LATE FAILURE DURING NONINVASIVE VENTILATION: WHAT TO DO?

PAVIA, ITALY--Noninvasive mechanical ventilation (NIMV) produces immediate improvements in most patients with chronic obstructive pulmonary disease (COPD) and acute respiratory insufficiency, but about 20% of these patients go on to experience late failure, a new study has found.[1]

Continuing NIMV in patients who relapse may delay endotracheal intubation and lead to unnecessary morbidity and mortality.

"It is a common experience to detect a late failure of NIMV, but this problem was never really assessed before," study author Stefano Nava, MD, told PULMONARY REVIEWS.

"We also wanted to assess the role of preexisting comorbidities in patient prognosis," reported Dr. Nava, head of the Respiratory Intensive Care Unit at the Fondazione Salvatore Maugeri, in Pavia, Italy. Another study objective was to determine the best ventilatory approach in patients with late failure.

PREDICTORS OF LATE FAILURE

Study subjects included 186 consecutive COPD patients who were admitted to one of two ICUs following an episode of acute hypercapnic respiratory failure (defined as an acute decrease in pH to 7.34 or less, sudden increase in PaCO2 to more than 60 mm Hg, tachypnea and/or paradoxical abdominal movements, and severe dyspnea). The initial response to NIMV was successful in 137 patients; this group experienced improvements in symptoms and arterial blood gas results within the first few hours of beginning NIMV.

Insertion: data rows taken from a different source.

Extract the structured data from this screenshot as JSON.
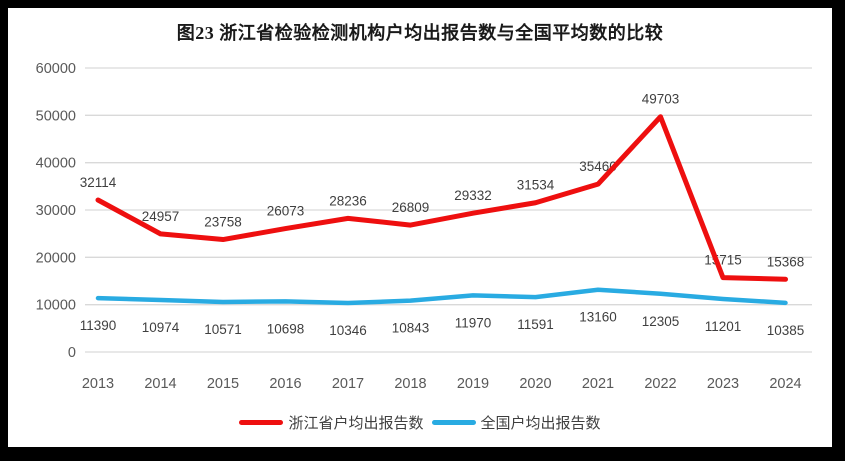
{
  "chart_data": {
    "type": "line",
    "title": "图23  浙江省检验检测机构户均出报告数与全国平均数的比较",
    "categories": [
      "2013",
      "2014",
      "2015",
      "2016",
      "2017",
      "2018",
      "2019",
      "2020",
      "2021",
      "2022",
      "2023",
      "2024"
    ],
    "series": [
      {
        "name": "浙江省户均出报告数",
        "color": "#ee0f0f",
        "values": [
          32114,
          24957,
          23758,
          26073,
          28236,
          26809,
          29332,
          31534,
          35460,
          49703,
          15715,
          15368
        ]
      },
      {
        "name": "全国户均出报告数",
        "color": "#29abe2",
        "values": [
          11390,
          10974,
          10571,
          10698,
          10346,
          10843,
          11970,
          11591,
          13160,
          12305,
          11201,
          10385
        ]
      }
    ],
    "xlabel": "",
    "ylabel": "",
    "ylim": [
      0,
      60000
    ],
    "yticks": [
      0,
      10000,
      20000,
      30000,
      40000,
      50000,
      60000
    ],
    "grid": true,
    "gridline_color": "#d9d9d9",
    "data_labels": true,
    "legend_position": "bottom",
    "frame_color": "#000000"
  }
}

However, 31 of these patients (23%) experienced a second episode of acute respiratory distress after a mean 8.4 days of NIMV.

Three variables, all present on or before admission, appeared to predict the occurrence of late NIMV failure: functional limitations in activities of daily living, a low pH, and the presence of medical complications.

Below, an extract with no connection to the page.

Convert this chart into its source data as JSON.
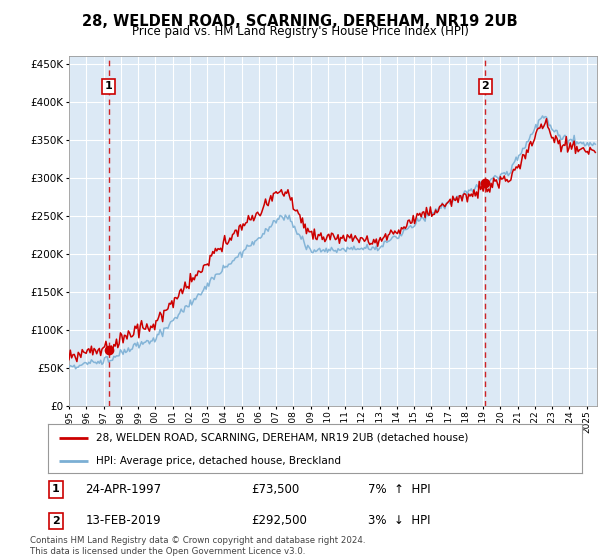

However, only the presence of metabolic complications--particularly hyperglycemia--was found to independently predict late failure.

During late failure, patients were given a choice between increasing the daily hours of NIMV or switching to endotracheal intubation.

The in-hospital mortality rate was much higher in patients who relapsed than in those in whom NIMV continued to be successful (68% vs 0%, respectively).

Among the patients with late failure who continued receiving NIMV, the in-hospital mortality rate was 92% (11/12); it was 53% (10/19) among those who agreed to endotracheal intubation.

Other than the type of ventilation administered after late failure, the authors were unable to identify any differences between the two groups that would have explained the difference in mortality. The leading causes of in-hospital death were pneumonia, shock, cardiac failure, pulmonary embolism, and multiple organ failure.

Among the patients who survived to hospital discharge, there were no differences in 90-day survival.

"It is apparent from our study that the preadmission clinical status and the presence of comorbidities are strong determinants of late NIMV failure," said Dr. Nava.

"Indeed, when this occurs in patients on NIMV, endotracheal intubation is preferable to increasing the daily hours of NIMV. The latter approach only delays necessary intubation and increases morbidity and mortality," said Dr. Nava.

--Stanley Nelson

Reference
1. Moretti M, Cilione C, Tampieri A, et al. Incidence and causes of noninvasive mechanical ventilation failure after initial success. Thorax. 2000;55:819-825.